HILO — No police action occurred Monday at the Maunakea Access Road despite fears from Thirty Meter Telescope opponents that a major push from law enforcement is imminent.
Over last weekend, opponents of the TMT project — who have camped on the Maunakea Access Road for nearly 60 days — warned their fellows on social media that, thanks to multiple unnamed sources, they believed police would soon mobilize to remove protesters from the road in order for construction of the telescope to proceed.
“TMT will be meeting with State and County officials this Sunday to coordinate their attack on peaceful and nonviolent protectors of Maunakea,” read one such warning on Friday.
Demonstrators returned to the access road Sunday in preparation for a confrontation with police on Monday morning, but a police action never materialized.
“Although it ended up being a false alarm, it did show, I think, that our people are very, very prepared, very determined and very disciplined,” said protest leader Kaleikoa Ka‘eo in a video posted to Facebook.
Ka‘eo said the demonstrators remain on high alert, fully expecting police action to come within the next several days.
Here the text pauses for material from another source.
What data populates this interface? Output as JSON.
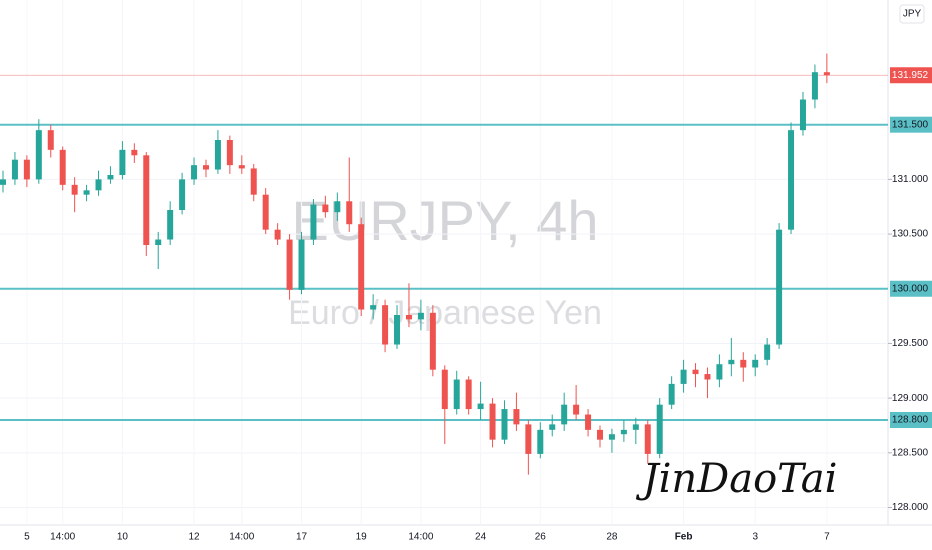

No major police action has occurred at the protest area since more than 30 Hawaiian elders were arrested in the first week of the standoff, although police and state workers arrived at the scene on Friday to dismantle an unpermitted structure built by demonstrators.
However, Mayor Harry Kim on Monday said he believes that no police escalation will occur until his role as a mediator between the state and the Hawaiian community has been completed.
Having been tasked with finding common ground between TMT opponents and supporters by Gov. David Ige, Kim has held several meetings with Hawaiian community leaders, some in support and some in opposition to the telescope.
Kim said the results of those meetings, as well as his decades of experience with the community, will culminate in a lengthy proposal that will enumerate what the state must change in order to move forward with the TMT project. That proposal, he said, might be completed later this week, and will conclude his work as Ige’s mediator.
Until that proposal is revealed and explored by the state, Kim said there will “absolutely not” be any further police action to clear the access road.
“I guarantee the governor is committed to ensuring that I will be involved in whatever happens up there,” Kim said, explaining that he has not been informed of any such plans for the immediate future.
Meanwhile, TMT protesters have alleged that Ige has personal and direct financial ties to the TMT corporation, which would present a conflict of interest.
According to public records, David and Dawn Ige Enterprises — a domestic partnership established by the governor and his wife in 2015 — employs an agent from Honolulu real estate agency Pacific International Realty. That agency’s president and vice president — Melanie and Charles Long, respectively — also are listed as vice president and president of Private Security Group Inc., a security outfit that was awarded a $3 million contract by TMT in 2014.
Krishna Jayaram, special assistant to the attorney general, said such claims of an ethical violation are baseless.
“Our position is that if you hire a property manager, and that property manager also runs a security company, you are not also tied to that security company,” Jayaram said.
Jayaram said the allegations are attempts to attack Ige’s character and are in line with the demonstrators’ warnings about impending police actions, which use sensationalist terms to raise alarm.
“They use words intended to draw people to the mountain,” Jayaram said. “But they don’t worry about the sort of people who might be drawn … maybe people who don’t have the same motives as them.”
Jayaram could not comment on whether any actions by police are planned for the near future, citing operational security reasons. However, he echoed previous statements by Ige, saying the standoff cannot continue indefinitely.